There presently exists a multitude of non-destructive testing techniques, each having its own applications, advantages and limitations. The primary limitation of each of these techniques is that they may only be used on certain test objects or to determine the presence of only certain flaws, debonds or inhomogeneities. Three of these techniques are the optical holography, acoustical holography and holographic correlation techniques. The optical holographic system is described in U.S. Pat. No. 3,883,215, issued to the present inventor, Robert Kurtz. This patent describes a holographic system for the sequential non-destructive testing utilizing a real time anaylsis method, a double exposure method and a time-averaging method all with the same optical system. This system can accommodate all forms, shapes, sizes and geometries of known objects which demand non-destructive testing. This then alleviated the need for many different arrangements of holographic systems, each one of which only accommodated individual materials and/or objects. However, because optical holography is dependent on a subsurface flaw or debond making its presence known by virtue of a concomitant change on the surface of the object, many of said flaws or debonds cannot be discovered by utilizing this technique alone.

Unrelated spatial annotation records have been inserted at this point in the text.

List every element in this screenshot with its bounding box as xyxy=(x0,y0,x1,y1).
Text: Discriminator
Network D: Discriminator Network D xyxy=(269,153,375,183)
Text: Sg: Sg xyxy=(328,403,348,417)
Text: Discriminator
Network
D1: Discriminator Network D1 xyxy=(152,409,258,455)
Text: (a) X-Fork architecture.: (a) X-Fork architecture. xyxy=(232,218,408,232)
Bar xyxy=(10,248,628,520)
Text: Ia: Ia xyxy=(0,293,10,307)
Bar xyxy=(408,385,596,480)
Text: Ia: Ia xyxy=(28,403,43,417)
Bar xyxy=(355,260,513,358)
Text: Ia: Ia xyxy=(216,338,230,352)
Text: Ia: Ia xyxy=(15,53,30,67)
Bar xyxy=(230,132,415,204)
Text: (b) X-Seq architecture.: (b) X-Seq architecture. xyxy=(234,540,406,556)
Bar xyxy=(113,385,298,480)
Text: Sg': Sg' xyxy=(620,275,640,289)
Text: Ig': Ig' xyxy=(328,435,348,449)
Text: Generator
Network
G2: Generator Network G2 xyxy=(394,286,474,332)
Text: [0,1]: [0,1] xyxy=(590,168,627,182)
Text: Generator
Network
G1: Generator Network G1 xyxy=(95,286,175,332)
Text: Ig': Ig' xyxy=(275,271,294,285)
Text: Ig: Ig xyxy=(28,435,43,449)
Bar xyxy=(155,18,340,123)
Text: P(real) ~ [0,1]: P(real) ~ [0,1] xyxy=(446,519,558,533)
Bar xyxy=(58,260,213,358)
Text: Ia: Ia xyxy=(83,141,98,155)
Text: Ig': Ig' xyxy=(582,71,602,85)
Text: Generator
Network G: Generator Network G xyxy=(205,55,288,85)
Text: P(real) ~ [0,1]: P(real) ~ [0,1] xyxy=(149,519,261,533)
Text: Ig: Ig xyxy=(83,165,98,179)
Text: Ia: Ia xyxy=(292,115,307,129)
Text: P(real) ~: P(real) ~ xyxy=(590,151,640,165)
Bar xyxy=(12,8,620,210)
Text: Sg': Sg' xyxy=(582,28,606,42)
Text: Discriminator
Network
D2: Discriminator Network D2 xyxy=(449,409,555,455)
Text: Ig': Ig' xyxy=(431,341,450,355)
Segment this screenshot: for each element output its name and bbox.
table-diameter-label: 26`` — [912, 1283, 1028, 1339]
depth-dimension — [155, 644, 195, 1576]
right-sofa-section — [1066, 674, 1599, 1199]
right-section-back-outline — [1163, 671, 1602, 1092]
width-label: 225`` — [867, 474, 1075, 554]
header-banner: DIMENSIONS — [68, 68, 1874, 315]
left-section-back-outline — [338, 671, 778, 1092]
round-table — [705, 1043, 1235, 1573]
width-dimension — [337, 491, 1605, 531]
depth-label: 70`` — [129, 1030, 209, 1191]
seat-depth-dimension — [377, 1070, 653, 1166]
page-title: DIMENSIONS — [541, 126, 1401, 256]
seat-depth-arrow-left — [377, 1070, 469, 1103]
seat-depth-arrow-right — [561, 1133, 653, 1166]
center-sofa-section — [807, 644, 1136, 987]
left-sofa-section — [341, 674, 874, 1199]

Acoustical holography, on the other hand, has the advantage of utilizing long wavelength radiation and, consequently, materials normally opaque to the optical wavelengths are transparent to this wavelength region. Therefore, acoustical holography allows for the object to be inspected throughout its entire volume which would otherwise be impossible using optical holography. However, one of the prime disadvantages of acoustical holography is that of resolution in its detection and recording techniques. Therefore, to properly test certain objects, one would need to employ more than one technique and, consequently, one would then have to inspect more than one hologram and/or type of hologram of the same scene in order to obtain all of the positive information about the test objects.
The correlation technique has a very distinct advantage in flaw detection and has been employed repeatedly for such testing of printed circuit boards, etc. This technique basically operates on the principle of correlation of intensity returned from some small area of tests. The magnitude deviation of the returned intensity (of an optical beam) is a direct function of the location and magnitude of the surface change, i.e., or flaw. The disadvantage here is that it is restricted to operate over a relatively small area and, consequently, could not be well applied for inspection of large objects. Therefore, to properly test a large object, all three of these holographic techniques are necessary, and, consequently, a minimum of three separate holograms may have to be interpreted.